W środę Główny Urząd Statystyczny opublikuje wskaźniki cen towarów i usług konsumpcyjnych w lutym 2023 roku. Publikacja ta zbiegnie się z uaktualnieniem tzw. koszyka inflacyjnego. Jak podaje szefowa departamentu handlu i usług GUS "w tym roku wyjątkowo dokładnie" sprawdzane są produkty.
Aktualizacja koszyka inflacyjnego jest niezbędna, by zapewnić dokładny odczyt CPI- powiedziała PAP szefowa departamentu handlu i usług GUS Ewa Adach-Stankiewicz. Dodała, że w tym roku GUS wyjątkowo dokładnie sprawdza, czy producenci nie pogarszają składu produktów, nie zmniejszają gramatury. Jak wskazała Ewa Adach-Stankiewicz, taka aktualizacja jest po to, by możliwie dokładnie odwzorować sposób, w jaki statystyczny Polak wydaje swoje pieniądze.

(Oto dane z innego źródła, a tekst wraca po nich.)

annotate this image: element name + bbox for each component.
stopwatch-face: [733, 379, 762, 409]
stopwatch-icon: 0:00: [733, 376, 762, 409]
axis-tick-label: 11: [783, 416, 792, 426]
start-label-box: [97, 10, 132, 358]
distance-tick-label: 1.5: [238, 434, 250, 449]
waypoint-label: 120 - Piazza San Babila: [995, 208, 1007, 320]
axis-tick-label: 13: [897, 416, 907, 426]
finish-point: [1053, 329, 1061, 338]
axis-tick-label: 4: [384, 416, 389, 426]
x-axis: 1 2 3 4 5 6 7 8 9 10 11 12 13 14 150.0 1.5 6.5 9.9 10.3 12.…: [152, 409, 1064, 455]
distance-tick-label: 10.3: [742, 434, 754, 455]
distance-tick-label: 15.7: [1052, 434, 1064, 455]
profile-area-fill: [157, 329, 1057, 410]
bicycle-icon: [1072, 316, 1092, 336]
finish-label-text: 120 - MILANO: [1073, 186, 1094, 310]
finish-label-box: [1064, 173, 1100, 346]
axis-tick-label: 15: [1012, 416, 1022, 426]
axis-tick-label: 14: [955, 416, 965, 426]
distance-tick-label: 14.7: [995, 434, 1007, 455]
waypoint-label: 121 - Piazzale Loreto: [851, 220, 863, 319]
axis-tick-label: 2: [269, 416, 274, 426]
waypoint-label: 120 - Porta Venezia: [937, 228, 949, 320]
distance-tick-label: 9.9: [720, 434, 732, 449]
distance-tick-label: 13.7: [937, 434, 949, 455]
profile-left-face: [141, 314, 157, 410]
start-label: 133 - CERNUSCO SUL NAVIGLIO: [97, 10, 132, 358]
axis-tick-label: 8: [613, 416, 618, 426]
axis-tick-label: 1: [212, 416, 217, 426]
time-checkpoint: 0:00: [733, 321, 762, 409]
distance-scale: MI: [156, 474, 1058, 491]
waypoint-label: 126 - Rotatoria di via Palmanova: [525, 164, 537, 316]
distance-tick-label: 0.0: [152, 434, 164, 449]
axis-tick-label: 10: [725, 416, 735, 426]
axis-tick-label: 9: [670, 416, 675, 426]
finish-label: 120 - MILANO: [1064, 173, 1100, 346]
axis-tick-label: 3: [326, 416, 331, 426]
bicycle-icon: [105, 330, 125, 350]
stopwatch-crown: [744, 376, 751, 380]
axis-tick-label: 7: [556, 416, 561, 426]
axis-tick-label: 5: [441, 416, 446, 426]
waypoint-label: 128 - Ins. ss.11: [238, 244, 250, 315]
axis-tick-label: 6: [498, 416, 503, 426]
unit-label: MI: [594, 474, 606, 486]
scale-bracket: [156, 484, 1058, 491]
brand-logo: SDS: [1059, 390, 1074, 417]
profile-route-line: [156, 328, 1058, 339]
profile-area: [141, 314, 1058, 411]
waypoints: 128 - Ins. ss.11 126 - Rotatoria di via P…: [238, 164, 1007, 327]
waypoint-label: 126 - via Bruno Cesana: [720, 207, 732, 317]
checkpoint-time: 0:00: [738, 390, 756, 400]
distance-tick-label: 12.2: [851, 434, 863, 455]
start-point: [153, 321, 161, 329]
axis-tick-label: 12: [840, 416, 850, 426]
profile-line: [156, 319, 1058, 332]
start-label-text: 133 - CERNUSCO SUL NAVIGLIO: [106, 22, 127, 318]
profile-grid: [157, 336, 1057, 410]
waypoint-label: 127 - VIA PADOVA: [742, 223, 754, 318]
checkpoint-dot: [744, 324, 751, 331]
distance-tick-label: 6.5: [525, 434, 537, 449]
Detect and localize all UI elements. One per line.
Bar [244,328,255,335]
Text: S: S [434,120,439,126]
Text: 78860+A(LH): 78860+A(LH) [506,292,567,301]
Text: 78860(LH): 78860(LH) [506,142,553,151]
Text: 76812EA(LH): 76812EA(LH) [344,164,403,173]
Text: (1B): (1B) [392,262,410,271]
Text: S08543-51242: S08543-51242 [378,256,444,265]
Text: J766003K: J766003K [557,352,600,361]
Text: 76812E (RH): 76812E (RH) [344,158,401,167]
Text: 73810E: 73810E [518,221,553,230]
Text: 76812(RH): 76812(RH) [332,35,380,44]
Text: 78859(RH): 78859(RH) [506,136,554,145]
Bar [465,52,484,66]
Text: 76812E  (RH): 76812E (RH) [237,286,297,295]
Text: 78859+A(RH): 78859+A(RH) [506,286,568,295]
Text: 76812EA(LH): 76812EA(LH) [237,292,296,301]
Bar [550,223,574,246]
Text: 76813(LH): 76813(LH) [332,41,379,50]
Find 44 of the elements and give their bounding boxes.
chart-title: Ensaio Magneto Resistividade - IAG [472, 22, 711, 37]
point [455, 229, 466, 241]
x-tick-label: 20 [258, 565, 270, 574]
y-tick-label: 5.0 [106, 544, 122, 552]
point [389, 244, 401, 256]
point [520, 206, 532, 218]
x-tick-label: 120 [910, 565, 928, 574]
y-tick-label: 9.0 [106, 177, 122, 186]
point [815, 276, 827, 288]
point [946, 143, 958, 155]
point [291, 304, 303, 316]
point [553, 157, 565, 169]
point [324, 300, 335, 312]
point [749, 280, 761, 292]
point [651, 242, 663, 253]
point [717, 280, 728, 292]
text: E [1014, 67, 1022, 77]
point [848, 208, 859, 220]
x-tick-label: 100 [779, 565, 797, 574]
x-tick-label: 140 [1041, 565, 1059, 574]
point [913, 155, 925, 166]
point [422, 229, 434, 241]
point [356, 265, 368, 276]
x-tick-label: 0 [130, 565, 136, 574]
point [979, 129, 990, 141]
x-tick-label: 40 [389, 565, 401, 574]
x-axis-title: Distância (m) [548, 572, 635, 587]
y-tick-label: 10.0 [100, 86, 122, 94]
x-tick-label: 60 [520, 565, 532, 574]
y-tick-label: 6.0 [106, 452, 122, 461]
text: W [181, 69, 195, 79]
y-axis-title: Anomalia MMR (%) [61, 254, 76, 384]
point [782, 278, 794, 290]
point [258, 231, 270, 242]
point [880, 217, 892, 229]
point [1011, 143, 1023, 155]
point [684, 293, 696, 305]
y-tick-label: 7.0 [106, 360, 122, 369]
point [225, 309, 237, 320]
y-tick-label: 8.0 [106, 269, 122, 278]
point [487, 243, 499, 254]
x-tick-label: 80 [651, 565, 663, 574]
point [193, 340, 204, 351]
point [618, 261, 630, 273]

- Co roku zgodnie z metodologią przyjętą w badaniu, GUS modyfikuje tzw. strukturę wag, czyli udział poszczególnych grup towarów i usług we wskaźnikach inflacji - powiedziała.
Dodała, że "chodzi o to, żeby przekazywane przez nas informacje odzwierciedlały w najlepszy sposób co konsumenci kupują i ile wydają np. na mleko, warzywa i owoce czy sprzęt RTV/AGD" - powiedziała. Zaznaczyła, że koszyk inflacyjny GUS odzwierciedla wzorzec zakupowy w skali makro i nie należy go przykładać do konkretnego gospodarstwa.
W koszyku GUS pojawią się nowości
Szefowa departamentu handlu i usług GUS poinformowała, że po tegorocznej aktualizacji w koszyku inflacyjnym znajdą się nowe grupy towarów i usług.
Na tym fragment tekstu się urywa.